Among those killed by the earthquake was Maria Gramegna, a promising young mathematician who had become a high school teacher in Avezzano.

== Response and relief efforts ==
Initial reports did not mention serious damage, and not until later that night did the scale of the devastation become clear. The government in Rome assumed local authorities had delayed reporting the facts, and it was rumored that they even tried to remove one mayor from office. However, when trying to serve him notice it became clear that he, together with most of his town's people, had died in the earthquake. Because of World War I the government decided not to accept foreign assistance, and a national rescue and relief effort was promptly started.
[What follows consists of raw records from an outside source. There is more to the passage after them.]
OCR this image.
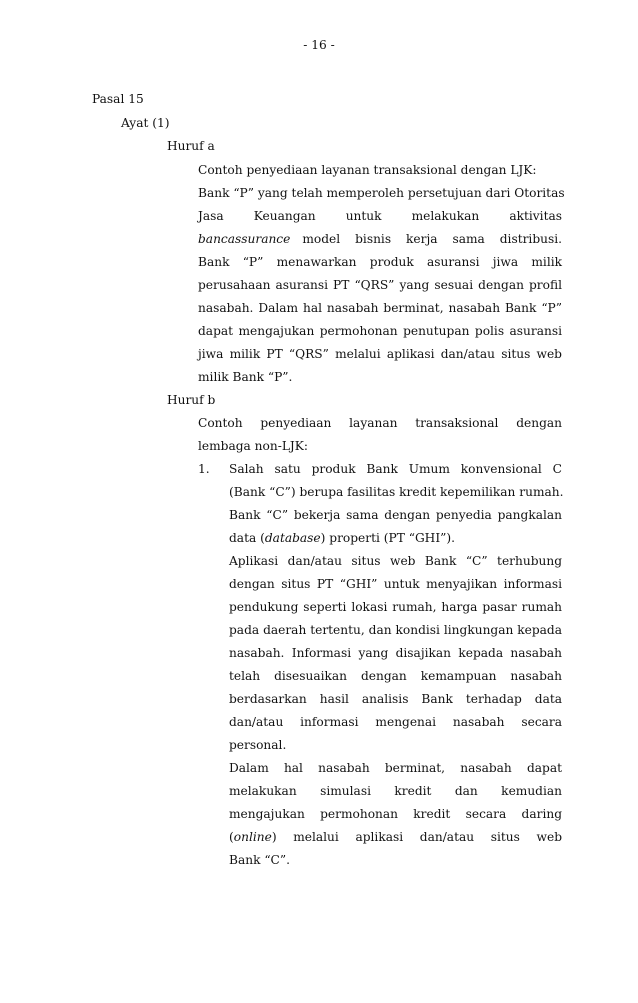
- 16 -
Pasal 15
Ayat (1)
Huruf a
Contoh penyediaan layanan transaksional dengan LJK:
Bank “P” yang telah memperoleh persetujuan dari Otoritas
Jasa Keuangan untuk melakukan aktivitas
bancassurance model bisnis kerja sama distribusi.
Bank “P” menawarkan produk asuransi jiwa milik
perusahaan asuransi PT “QRS” yang sesuai dengan profil
nasabah. Dalam hal nasabah berminat, nasabah Bank “P”
dapat mengajukan permohonan penutupan polis asuransi
jiwa milik PT “QRS” melalui aplikasi dan/atau situs web
milik Bank “P”.
Huruf b
Contoh penyediaan layanan transaksional dengan
lembaga non-LJK:
1. Salah satu produk Bank Umum konvensional C
(Bank “C”) berupa fasilitas kredit kepemilikan rumah.
Bank “C” bekerja sama dengan penyedia pangkalan
data (database) properti (PT “GHI”).
Aplikasi dan/atau situs web Bank “C” terhubung
dengan situs PT “GHI” untuk menyajikan informasi
pendukung seperti lokasi rumah, harga pasar rumah
pada daerah tertentu, dan kondisi lingkungan kepada
nasabah. Informasi yang disajikan kepada nasabah
telah disesuaikan dengan kemampuan nasabah
berdasarkan hasil analisis Bank terhadap data
dan/atau informasi mengenai nasabah secara
personal.
Dalam hal nasabah berminat, nasabah dapat
melakukan simulasi kredit dan kemudian
mengajukan permohonan kredit secara daring
( online ) melalui aplikasi dan/atau situs web
Bank “C”.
Among those nursing the victims was the Venerable Suzanne Aubert. She would write back to New Zealand in August:
There are now very few of the victims of the earthquake left in hospitals, but the wounded soldiers keep on arriving. Theirs is a pitiful sight, but I think that the sight of the crushed people was worse. You see only men in the soldiers, while with the other people, there was such a number of women and children. I feel quite at home with my work, but I am forgetting English in trying to understand the different dialects of the poor sufferers. Each province, almost each district has its own, it makes the service difficult. Fortunately we can go a long way with signs.

The ribbon of the Medal of Merit for the Avezzano Earthquake of 1915.

The Kingdom of Italy established the Medal of Merit for the Avezzano Earthquake of 1915 (Medaglia di benemerenza per il terremoto di Avezzano del 1915) on 8 August 1915 to reward the organizations and people who provided relief work to the survivors of the earthquake.